Help Centre
Understanding the timeline
The SENVault timeline gives you a chronological record of your child's SEND journey. This article explains what it is for and how to use it.
The timeline is one of the most useful parts of SENVault. It lets you build a chronological record of what has happened in your child's SEND journey, what was requested, what was decided, and when.
What the timeline is for
Each entry on the timeline represents something significant:
- A request you made, for an assessment, an EHCP, a review
- A response you received from the local authority or a school
- A meeting that took place
- A key decision being made or communicated
- A change in your child's provision or support
Over time, the timeline becomes a clear account of how things have progressed, and where things have been delayed or disputed.
Adding a timeline entry
Go to the Timeline section in SENVault and add a new entry. For each event, record:
- The date it happened
- What happened: a brief, factual description
- Any notes or context you want to keep alongside it
Keep entries factual. Dates and what happened are more useful than opinions or interpretations, especially if this record might be referred to later.
Tip
You do not need to log every minor interaction. Focus on the events that matter: formal requests, official responses, decisions, and meetings.
Why the timeline matters
When you are in a meeting, or preparing for a review or tribunal, being able to say "we first raised this in March 2022, and here is the response we received" is genuinely powerful. The timeline gives you that clarity without having to piece it together from memory.
It is particularly useful for:
- Identifying delays: spotting where legal or process timescales were not met
- Showing a pattern: demonstrating that concerns were raised repeatedly, over time
- Preparing for tribunal: presenting a clear, ordered account of the history of your child's case
Important
If you are heading towards tribunal, your timeline record may form part of your evidence. Keep entries factual and accurate. Note what happened and when, not how you felt about it.

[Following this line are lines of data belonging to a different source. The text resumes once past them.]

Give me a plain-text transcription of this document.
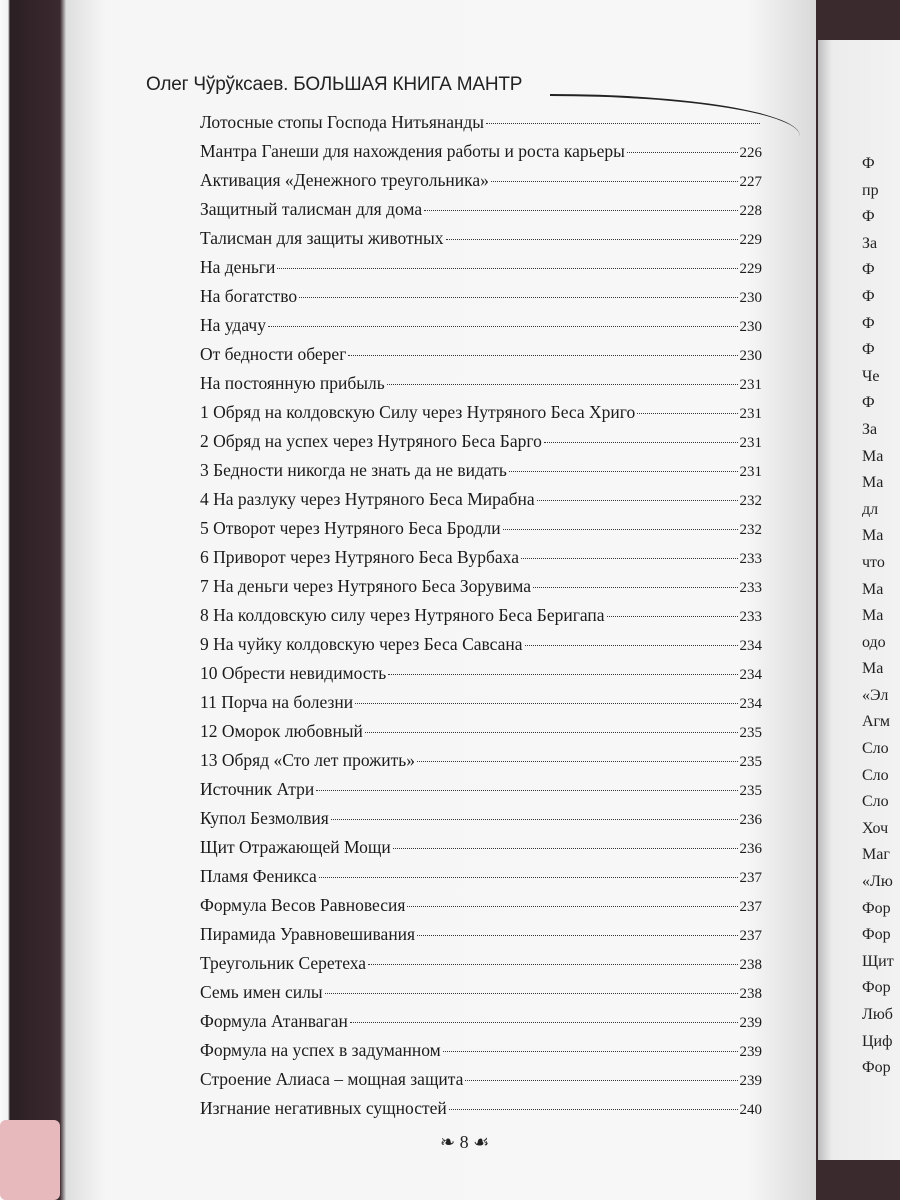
Олег Чўрўксаев. БОЛЬШАЯ КНИГА МАНТР
Лотосные стопы Господа Нитьянанды
Мантра Ганеши для нахождения работы и роста карьеры	226
Активация «Денежного треугольника»	227
Защитный талисман для дома	228
Талисман для защиты животных	229
На деньги	229
На богатство	230
На удачу	230
От бедности оберег	230
На постоянную прибыль	231
1 Обряд на колдовскую Силу через Нутряного Беса Хриго	231
2 Обряд на успех через Нутряного Беса Барго	231
3 Бедности никогда не знать да не видать	231
4 На разлуку через Нутряного Беса Мирабна	232
5 Отворот через Нутряного Беса Бродли	232
6 Приворот через Нутряного Беса Вурбаха	233
7 На деньги через Нутряного Беса Зорувима	233
8 На колдовскую силу через Нутряного Беса Беригапа	233
9 На чуйку колдовскую через Беса Савсана	234
10 Обрести невидимость	234
11 Порча на болезни	234
12 Оморок любовный	235
13 Обряд «Сто лет прожить»	235
Источник Атри	235
Купол Безмолвия	236
Щит Отражающей Мощи	236
Пламя Феникса	237
Формула Весов Равновесия	237
Пирамида Уравновешивания	237
Треугольник Серетеха	238
Семь имен силы	238
Формула Атанваган	239
Формула на успех в задуманном	239
Строение Алиаса – мощная защита	239
Изгнание негативных сущностей	240
❧ 8 ☙
Ф
пр
Ф
За
Ф
Ф
Ф
Ф
Че
Ф
За
Ма
Ма
дл
Ма
что
Ма
Ма
одо
Ма
«Эл
Агм
Сло
Сло
Сло
Хоч
Маг
«Лю
Фор
Фор
Щит
Фор
Люб
Циф
Фор
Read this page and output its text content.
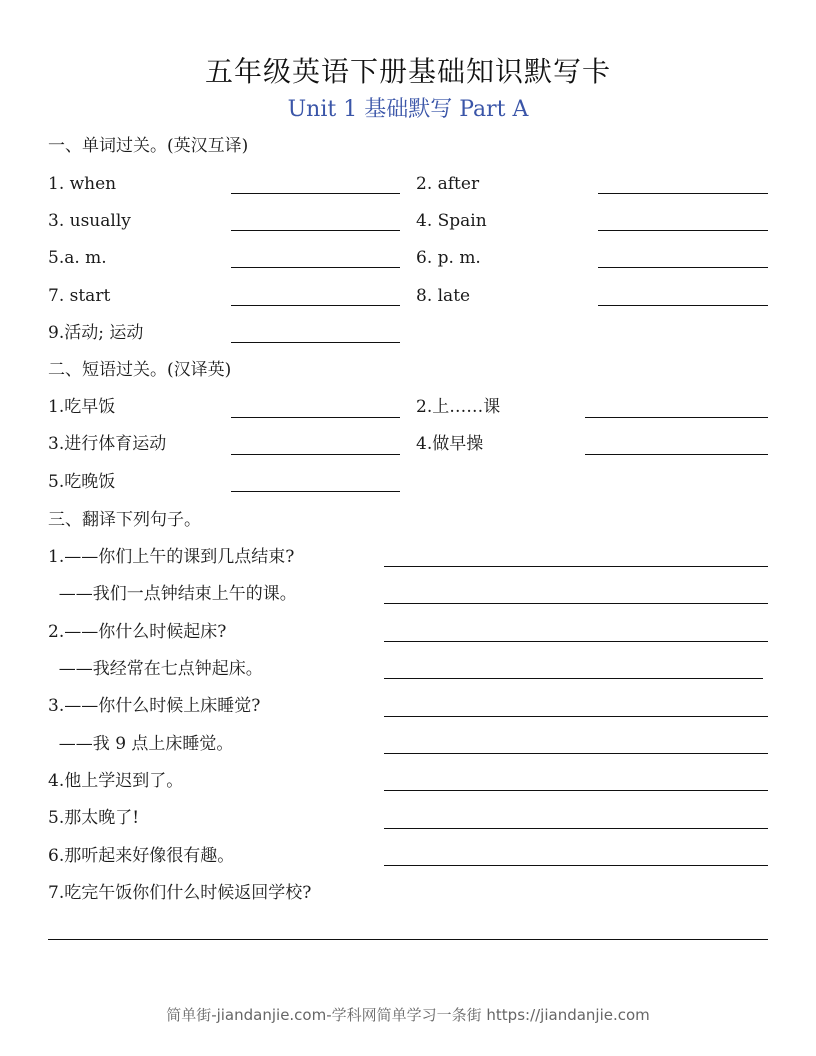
五年级英语下册基础知识默写卡
Unit 1 基础默写 Part A
一、单词过关。(英汉互译)
1. when	2. after
3. usually	4. Spain
5.a. m.	6. p. m.
7. start	8. late
9.活动; 运动
二、短语过关。(汉译英)
1.吃早饭	2.上……课
3.进行体育运动	4.做早操
5.吃晚饭
三、翻译下列句子。
1.——你们上午的课到几点结束?
——我们一点钟结束上午的课。
2.——你什么时候起床?
——我经常在七点钟起床。
3.——你什么时候上床睡觉?
——我 9 点上床睡觉。
4.他上学迟到了。
5.那太晚了!
6.那听起来好像很有趣。
7.吃完午饭你们什么时候返回学校?
简单街-jiandanjie.com-学科网简单学习一条街 https://jiandanjie.com
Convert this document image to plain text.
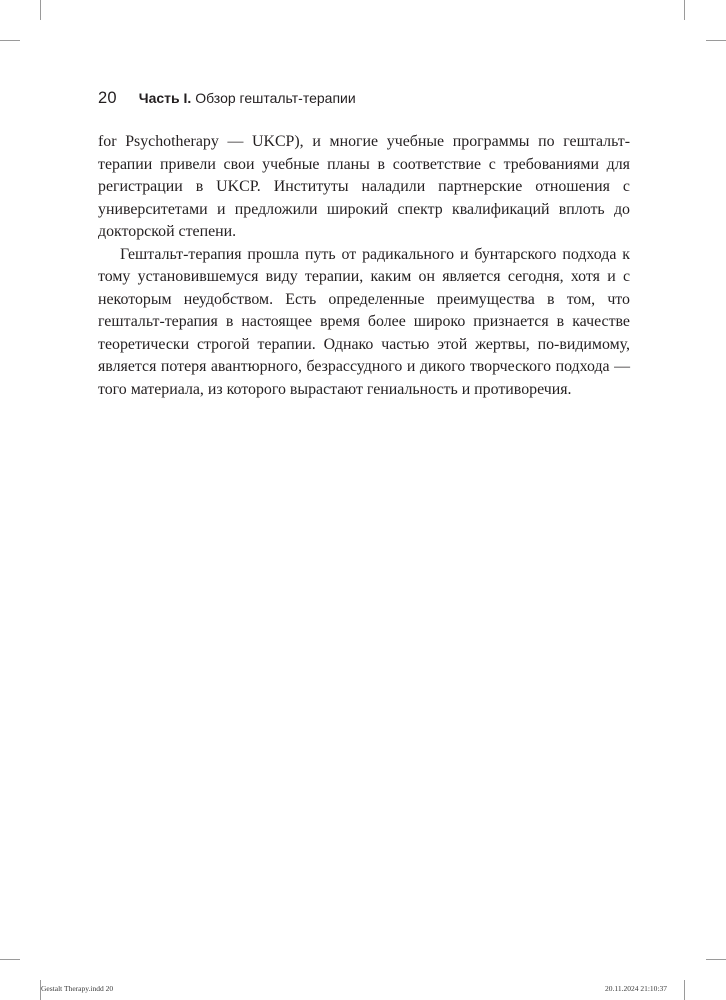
20 Часть I. Обзор гештальт-терапии

for Psychotherapy — UKCP), и многие учебные программы по гештальт-терапии привели свои учебные планы в соответствие с требованиями для регистрации в UKCP. Институты наладили партнерские отношения с университетами и предложили широкий спектр квалификаций вплоть до докторской степени.

Гештальт-терапия прошла путь от радикального и бунтарского подхода к тому установившемуся виду терапии, каким он является сегодня, хотя и с некоторым неудобством. Есть определенные преимущества в том, что гештальт-терапия в настоящее время более широко признается в качестве теоретически строгой терапии. Однако частью этой жертвы, по-видимому, является потеря авантюрного, безрассудного и дикого творческого подхода — того материала, из которого вырастают гениальность и противоречия.

Gestalt Therapy.indd 20	20.11.2024 21:10:37
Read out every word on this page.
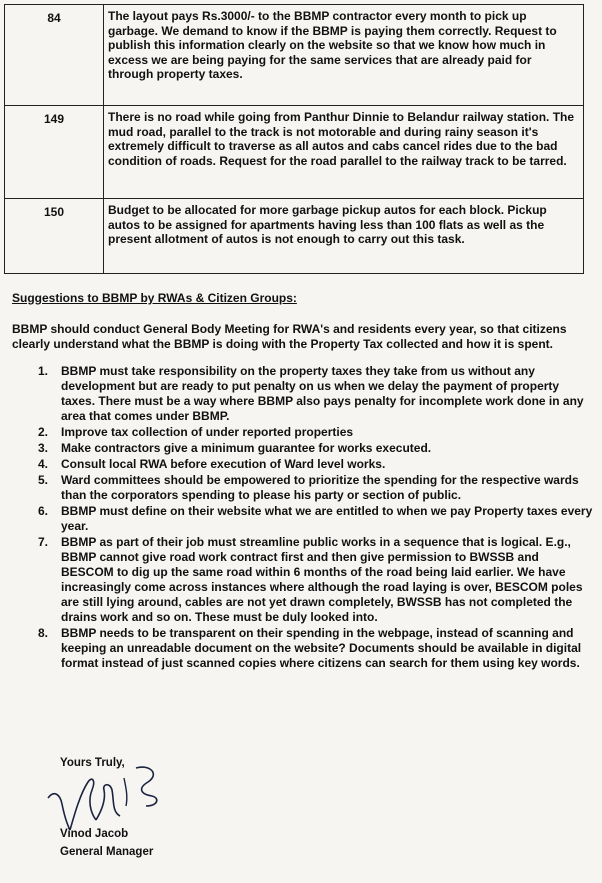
84	The layout pays Rs.3000/- to the BBMP contractor every month to pick up garbage. We demand to know if the BBMP is paying them correctly. Request to publish this information clearly on the website so that we know how much in excess we are being paying for the same services that are already paid for through property taxes.
149	There is no road while going from Panthur Dinnie to Belandur railway station. The mud road, parallel to the track is not motorable and during rainy season it's extremely difficult to traverse as all autos and cabs cancel rides due to the bad condition of roads. Request for the road parallel to the railway track to be tarred.
150	Budget to be allocated for more garbage pickup autos for each block. Pickup autos to be assigned for apartments having less than 100 flats as well as the present allotment of autos is not enough to carry out this task.
Suggestions to BBMP by RWAs & Citizen Groups:
BBMP should conduct General Body Meeting for RWA's and residents every year, so that citizens clearly understand what the BBMP is doing with the Property Tax collected and how it is spent.
1. BBMP must take responsibility on the property taxes they take from us without any development but are ready to put penalty on us when we delay the payment of property taxes. There must be a way where BBMP also pays penalty for incomplete work done in any area that comes under BBMP.
2. Improve tax collection of under reported properties
3. Make contractors give a minimum guarantee for works executed.
4. Consult local RWA before execution of Ward level works.
5. Ward committees should be empowered to prioritize the spending for the respective wards than the corporators spending to please his party or section of public.
6. BBMP must define on their website what we are entitled to when we pay Property taxes every year.
7. BBMP as part of their job must streamline public works in a sequence that is logical. E.g., BBMP cannot give road work contract first and then give permission to BWSSB and BESCOM to dig up the same road within 6 months of the road being laid earlier. We have increasingly come across instances where although the road laying is over, BESCOM poles are still lying around, cables are not yet drawn completely, BWSSB has not completed the drains work and so on. These must be duly looked into.
8. BBMP needs to be transparent on their spending in the webpage, instead of scanning and keeping an unreadable document on the website? Documents should be available in digital format instead of just scanned copies where citizens can search for them using key words.
Yours Truly,
Vinod Jacob
General Manager
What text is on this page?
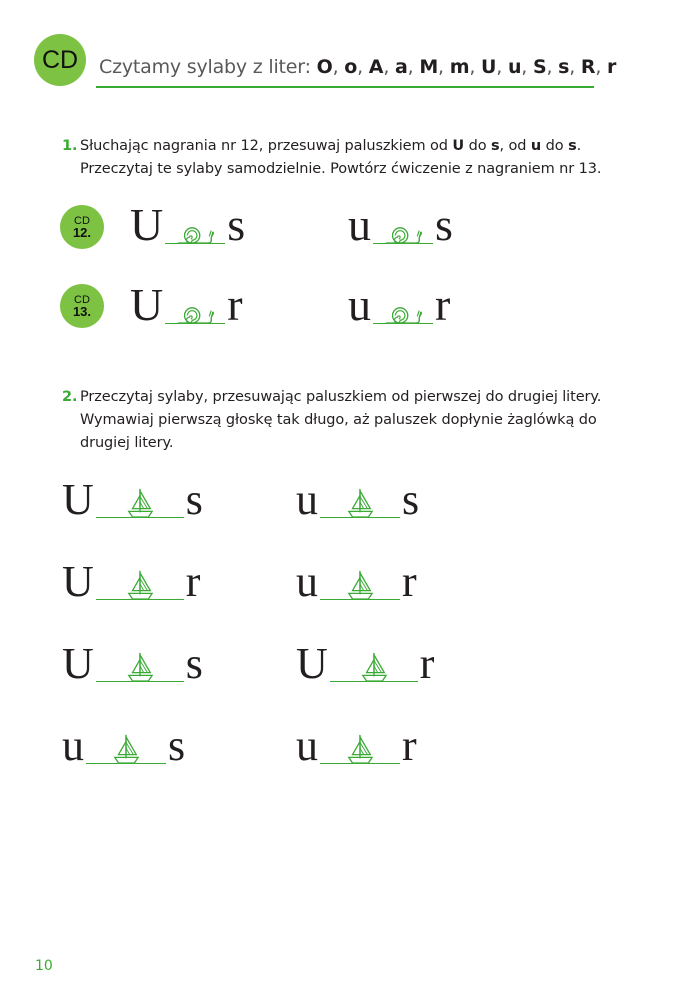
CD Czytamy sylaby z liter: O, o, A, a, M, m, U, u, S, s, R, r
1. Słuchając nagrania nr 12, przesuwaj paluszkiem od U do s, od u do s.
Przeczytaj te sylaby samodzielnie. Powtórz ćwiczenie z nagraniem nr 13.
CD
12.
CD
13.
U s u s
U r u r
2. Przeczytaj sylaby, przesuwając paluszkiem od pierwszej do drugiej litery.
Wymawiaj pierwszą głoskę tak długo, aż paluszek dopłynie żaglówką do
drugiej litery.
U s u s
U r u r
U s U r
u s	u r
10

Connecting documents to events
Where you have a document that relates to a timeline entry, a letter, a decision notice, a meeting note, you can link it directly. This connects what happened with the paperwork that supports it, making it easier to find both when you need them.
What to do next
- 1
Add your earliest significant event
Start with when you first raised concerns about your child's needs, even if that was years ago.
- 2
Work forward from there
Add the key events in order. You do not need to log everything, focus on what mattered.
- 3
Link documents where you have them
If you have a letter or report that relates to an event, connect it to that entry.